Step 2 describes the monitoring in terms of the monitoring locations, measuring frequency, measuring period and measuring techniques applied. The accuracy and resolution in time and space is mainly determined by the main objective of the monitoring program. In some cases an estimation will do, in other cases very detailed and accurate measuring results are required. The methods described in step 2 give clues how to obtain a tailor made solution.

Step 3 discusses the methods by which the results of a monitoring program as well as the theoretical results (model) are checked using a water-balance. The objective is to obtain understanding of the possible causes of differences between theory and practice and to get estimations for some model parameters.

Step 4 describes methods to calibrate the (improved) model by means of parameter fitting and to get rid of ‘noise’ in order to obtain more ‘practical’ values for model parameters.

The water balance is chosen as the main landmark in the methods described, deviations in the water-balance can lead to clues with respect to the possible causes of these deviations. Under specific conditions some flows in the water-balance are known to be zero, thus offering the possibility to obtain explicit information on one particular parameter. The following three situations are distinguished:

• • Dry Weather Run off
• • Precipitation, no overflows, internal nor external
• • Precipitation with in- and/or external overflows.

One of the main requirements when using the methods described in this report is that the monitoring data and the used database model relate to the same system. This implies that using ‘old’ monitoring data can only be done when the database model describes the structure and geometry of the system at the time of the acquisition of the monitoring data. The minimal measuring set-up for an analysis of the water balanced under Dry Weather conditions, contains a rain gauge and a measuring device for the discharge out of the system (mostly by a pumping station). Extension of this set-up by a water level gauge in the direct vicinity of the spill over with the lowest weir level and possibly at some other locations in the system allows a check of the water balance under storm conditions, for storms that do not initiate an external spill over.

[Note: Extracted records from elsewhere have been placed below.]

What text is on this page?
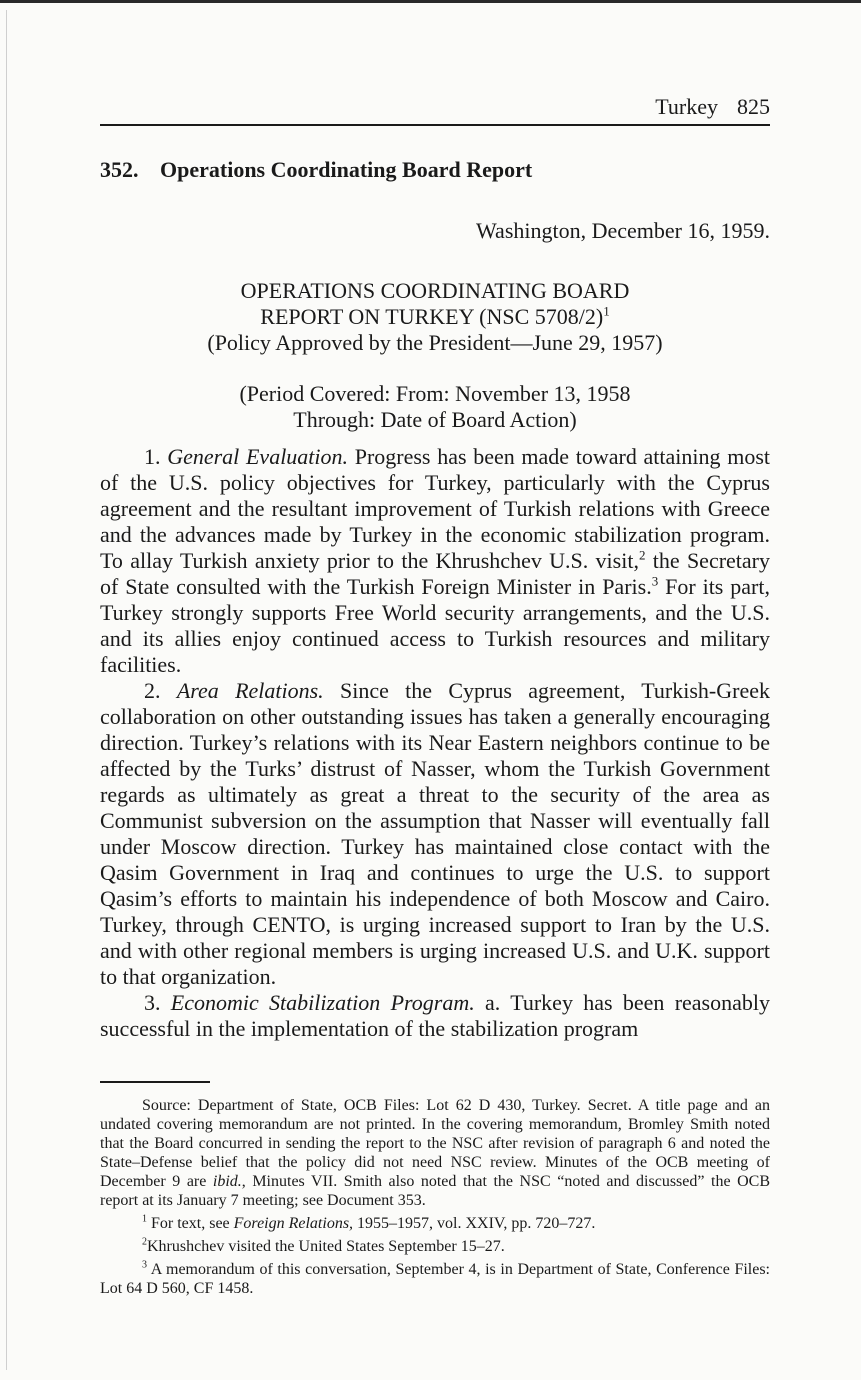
Turkey 825
352. Operations Coordinating Board Report
Washington, December 16, 1959.
OPERATIONS COORDINATING BOARD
REPORT ON TURKEY (NSC 5708/2)$^1$
(Policy Approved by the President—June 29, 1957)
(Period Covered: From: November 13, 1958
Through: Date of Board Action)

1. General Evaluation. Progress has been made toward attaining most of the U.S. policy objectives for Turkey, particularly with the Cyprus agreement and the resultant improvement of Turkish relations with Greece and the advances made by Turkey in the economic stabilization program. To allay Turkish anxiety prior to the Khrushchev U.S. visit,$^2$ the Secretary of State consulted with the Turkish Foreign Minister in Paris.$^3$ For its part, Turkey strongly supports Free World security arrangements, and the U.S. and its allies enjoy continued access to Turkish resources and military facilities.

2. Area Relations. Since the Cyprus agreement, Turkish-Greek collaboration on other outstanding issues has taken a generally encouraging direction. Turkey’s relations with its Near Eastern neighbors continue to be affected by the Turks’ distrust of Nasser, whom the Turkish Government regards as ultimately as great a threat to the security of the area as Communist subversion on the assumption that Nasser will eventually fall under Moscow direction. Turkey has maintained close contact with the Qasim Government in Iraq and continues to urge the U.S. to support Qasim’s efforts to maintain his independence of both Moscow and Cairo. Turkey, through CENTO, is urging increased support to Iran by the U.S. and with other regional members is urging increased U.S. and U.K. support to that organization.

3. Economic Stabilization Program. a. Turkey has been reasonably successful in the implementation of the stabilization program

Source: Department of State, OCB Files: Lot 62 D 430, Turkey. Secret. A title page and an undated covering memorandum are not printed. In the covering memorandum, Bromley Smith noted that the Board concurred in sending the report to the NSC after revision of paragraph 6 and noted the State–Defense belief that the policy did not need NSC review. Minutes of the OCB meeting of December 9 are ibid., Minutes VII. Smith also noted that the NSC “noted and discussed” the OCB report at its January 7 meeting; see Document 353.

$^1$ For text, see Foreign Relations, 1955–1957, vol. XXIV, pp. 720–727.

$^2$Khrushchev visited the United States September 15–27.

$^3$ A memorandum of this conversation, September 4, is in Department of State, Conference Files: Lot 64 D 560, CF 1458.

A further extension is possible to allow for the check of the water-balance under conditions in which a spill over functions during a storm, in this case the overflow coefficient of the individual weir has to be known either by model calibration or by the measuring of the Q-h relation of the overflows in separate field experiments. Application of a hydrodynamic model of an urban drainage system that is verified with ground truth leads to a more consistent and trustworthy basis for investments in measures for improving the system.